Canard aircraft are characteristically difficult to stall at all. The canard surface is generally designed to stall before the main, or aft, wing does, when the angle of attack is increased at a normal, gradual rate. When the canard does stall, with the main wing still unstalled, the airplane tends to pitch down, recovering normal flight. However, William H. Phillips comments that in the airplane pitch-down following canard stall, the canard surface’s angle of attack is increased again by the airplane’s angular velocity. This could delay recovery from an unstalled condition until the airplane has reached a steep nose-down attitude. It can be argued that an aft-tailed airplane also tends to recover automatically from a stall. On aft-tailed airplanes the horizontal tail, operating in the wing’s downwash, experiences a relative upload when the wing stalls. This is because the wing downwash drops off when the wing stalls.

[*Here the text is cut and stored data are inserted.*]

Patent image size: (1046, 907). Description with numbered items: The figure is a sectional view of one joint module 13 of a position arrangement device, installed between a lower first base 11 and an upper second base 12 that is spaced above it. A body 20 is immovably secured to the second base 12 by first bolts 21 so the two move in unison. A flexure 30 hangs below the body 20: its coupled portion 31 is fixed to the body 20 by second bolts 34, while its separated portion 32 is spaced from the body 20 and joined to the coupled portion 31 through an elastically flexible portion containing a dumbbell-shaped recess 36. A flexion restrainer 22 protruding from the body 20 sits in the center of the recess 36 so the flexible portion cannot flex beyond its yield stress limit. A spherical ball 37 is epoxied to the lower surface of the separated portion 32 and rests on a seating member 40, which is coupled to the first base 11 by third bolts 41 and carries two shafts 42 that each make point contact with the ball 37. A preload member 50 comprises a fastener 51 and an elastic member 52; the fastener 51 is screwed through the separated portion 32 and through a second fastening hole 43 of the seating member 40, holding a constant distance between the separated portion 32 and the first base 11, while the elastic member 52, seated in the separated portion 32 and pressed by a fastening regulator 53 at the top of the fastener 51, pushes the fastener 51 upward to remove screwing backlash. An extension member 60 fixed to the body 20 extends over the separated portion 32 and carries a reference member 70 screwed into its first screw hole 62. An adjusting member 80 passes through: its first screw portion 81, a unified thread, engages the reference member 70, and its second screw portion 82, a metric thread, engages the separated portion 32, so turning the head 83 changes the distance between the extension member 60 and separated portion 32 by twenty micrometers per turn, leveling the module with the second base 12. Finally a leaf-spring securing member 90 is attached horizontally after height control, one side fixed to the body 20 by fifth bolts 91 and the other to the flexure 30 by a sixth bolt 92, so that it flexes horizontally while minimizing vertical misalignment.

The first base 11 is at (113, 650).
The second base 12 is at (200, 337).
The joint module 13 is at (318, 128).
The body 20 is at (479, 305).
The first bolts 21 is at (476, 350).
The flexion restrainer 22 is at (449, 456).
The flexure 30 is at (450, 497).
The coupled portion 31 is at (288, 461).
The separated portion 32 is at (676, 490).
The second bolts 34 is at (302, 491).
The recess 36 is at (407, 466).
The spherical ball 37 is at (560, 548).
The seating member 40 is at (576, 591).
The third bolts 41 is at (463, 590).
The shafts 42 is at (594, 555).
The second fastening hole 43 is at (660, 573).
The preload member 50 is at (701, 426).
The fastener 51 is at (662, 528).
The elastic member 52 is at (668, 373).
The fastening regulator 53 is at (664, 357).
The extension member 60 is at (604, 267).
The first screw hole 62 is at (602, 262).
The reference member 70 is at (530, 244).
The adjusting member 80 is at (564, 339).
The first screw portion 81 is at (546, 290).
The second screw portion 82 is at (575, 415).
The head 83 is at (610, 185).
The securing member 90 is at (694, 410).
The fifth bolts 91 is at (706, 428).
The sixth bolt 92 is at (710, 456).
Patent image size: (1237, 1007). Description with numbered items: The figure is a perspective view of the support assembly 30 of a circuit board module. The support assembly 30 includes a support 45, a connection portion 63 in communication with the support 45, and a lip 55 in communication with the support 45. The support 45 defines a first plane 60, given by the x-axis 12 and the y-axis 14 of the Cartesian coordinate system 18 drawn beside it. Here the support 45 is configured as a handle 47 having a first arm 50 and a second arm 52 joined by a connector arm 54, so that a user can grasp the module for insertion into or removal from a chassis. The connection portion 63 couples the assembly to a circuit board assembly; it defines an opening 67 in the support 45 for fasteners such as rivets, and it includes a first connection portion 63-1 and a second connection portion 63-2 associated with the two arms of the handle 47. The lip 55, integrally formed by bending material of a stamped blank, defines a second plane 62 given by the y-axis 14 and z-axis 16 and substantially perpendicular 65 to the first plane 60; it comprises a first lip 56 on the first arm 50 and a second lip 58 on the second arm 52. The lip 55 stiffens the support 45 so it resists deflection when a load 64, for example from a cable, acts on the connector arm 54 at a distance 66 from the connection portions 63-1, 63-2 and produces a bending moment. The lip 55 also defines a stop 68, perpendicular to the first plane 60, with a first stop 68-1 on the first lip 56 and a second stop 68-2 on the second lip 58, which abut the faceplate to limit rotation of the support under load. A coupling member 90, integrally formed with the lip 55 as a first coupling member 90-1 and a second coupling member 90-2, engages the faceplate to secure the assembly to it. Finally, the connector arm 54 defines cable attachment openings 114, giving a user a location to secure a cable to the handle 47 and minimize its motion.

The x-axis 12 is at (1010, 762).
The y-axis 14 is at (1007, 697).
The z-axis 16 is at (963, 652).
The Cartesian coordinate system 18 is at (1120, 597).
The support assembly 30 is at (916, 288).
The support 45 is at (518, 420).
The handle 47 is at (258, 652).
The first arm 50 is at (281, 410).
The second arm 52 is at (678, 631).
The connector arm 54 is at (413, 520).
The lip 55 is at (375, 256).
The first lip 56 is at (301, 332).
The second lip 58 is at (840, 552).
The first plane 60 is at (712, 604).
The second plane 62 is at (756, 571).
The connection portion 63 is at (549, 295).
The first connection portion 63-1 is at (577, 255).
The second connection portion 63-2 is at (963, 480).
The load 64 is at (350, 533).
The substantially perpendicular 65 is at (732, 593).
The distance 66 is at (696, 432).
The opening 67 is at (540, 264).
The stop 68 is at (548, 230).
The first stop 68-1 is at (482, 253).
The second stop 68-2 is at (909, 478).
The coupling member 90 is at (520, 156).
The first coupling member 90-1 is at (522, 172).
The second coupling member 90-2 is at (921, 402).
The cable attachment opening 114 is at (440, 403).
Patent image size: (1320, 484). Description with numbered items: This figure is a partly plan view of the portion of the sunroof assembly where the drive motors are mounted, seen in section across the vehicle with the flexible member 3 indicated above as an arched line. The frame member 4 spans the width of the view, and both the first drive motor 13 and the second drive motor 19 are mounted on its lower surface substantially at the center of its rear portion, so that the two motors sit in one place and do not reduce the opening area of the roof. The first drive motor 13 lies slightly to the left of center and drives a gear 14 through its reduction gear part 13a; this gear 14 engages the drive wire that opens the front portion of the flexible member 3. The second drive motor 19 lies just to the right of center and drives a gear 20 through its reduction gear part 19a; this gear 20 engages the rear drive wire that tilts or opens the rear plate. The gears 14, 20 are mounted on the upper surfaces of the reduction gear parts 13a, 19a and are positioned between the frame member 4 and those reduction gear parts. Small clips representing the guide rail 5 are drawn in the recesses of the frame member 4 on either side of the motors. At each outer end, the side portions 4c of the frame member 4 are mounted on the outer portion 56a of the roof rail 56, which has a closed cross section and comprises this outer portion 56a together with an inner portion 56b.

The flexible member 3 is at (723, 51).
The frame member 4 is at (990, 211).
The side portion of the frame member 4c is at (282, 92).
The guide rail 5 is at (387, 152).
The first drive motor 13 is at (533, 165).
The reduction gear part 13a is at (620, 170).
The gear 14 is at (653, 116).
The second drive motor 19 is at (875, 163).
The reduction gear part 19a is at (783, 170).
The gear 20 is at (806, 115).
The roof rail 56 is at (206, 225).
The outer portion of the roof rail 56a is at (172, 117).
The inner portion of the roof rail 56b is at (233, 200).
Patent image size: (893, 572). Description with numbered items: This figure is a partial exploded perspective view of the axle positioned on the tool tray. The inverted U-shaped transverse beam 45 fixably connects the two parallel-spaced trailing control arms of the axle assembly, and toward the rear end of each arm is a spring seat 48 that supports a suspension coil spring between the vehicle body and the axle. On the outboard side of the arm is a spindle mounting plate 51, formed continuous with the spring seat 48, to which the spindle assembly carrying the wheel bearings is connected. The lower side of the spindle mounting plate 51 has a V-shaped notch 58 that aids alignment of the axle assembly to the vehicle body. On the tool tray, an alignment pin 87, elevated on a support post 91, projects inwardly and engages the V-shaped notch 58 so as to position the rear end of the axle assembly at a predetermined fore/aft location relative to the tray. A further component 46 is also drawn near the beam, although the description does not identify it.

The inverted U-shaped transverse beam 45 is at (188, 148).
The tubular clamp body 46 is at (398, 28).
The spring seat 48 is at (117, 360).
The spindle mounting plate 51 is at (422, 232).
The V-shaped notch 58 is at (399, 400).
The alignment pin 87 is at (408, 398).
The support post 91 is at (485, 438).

The main concern in canard airplane stalls is the dynamic stall, entered at a high rate of angle of attack increase. Pitching momentum could carry the angle of attack up to the point where the main wing stalls, as well as the canard. In combination with unstable pitching moments from the fuselage, this could produce a total nose-up pitching moment that cannot be overcome by available canard loads. Wing trailing-edge surfaces that augment canard pitching moment control would be ineffective with the main wing stalled. Thus, a canard airplane’s main wing stall could produce deep stall conditions, in which a recovery to unstalled flight cannot be made by any forward controller motion (see Chapter 14). Deep stall at aft center-of-gravity positions and high power settings was identified in NASA tests of a tractor propeller canard configuration (Chambers, 1948).

The possibility of dynamic stalling on canard airplanes is minimized if the configuration is actually a three-surface case: main wing, canard, and aft horizontal tail. Examples of three – surface configurations are the Piaggio P180, the Sukhoi Su-27K, the DARPA/Grumman X-29A forward-swept research airplane, and the many three-surface airplanes designed by G. Lozino-Lozinsky, of MiG-25 fame. Even at extreme angles of attack that stall the main wing, the aft horizontal tail may be in a strong enough downwash field to remain unstalled, or it may be unstalled by nose-down incidence. With an unstalled aft horizontal tail, longitudinal control can be maintained.

Another way to minimize the possibility of dynamic stalling of canard airplanes is to operate them at centers of gravity far forward enough so that elevator power cannot produce high nose-up rotation rates. This amounts to restriction of the available center-of-gravity range and a reduction in the airplane’s utility.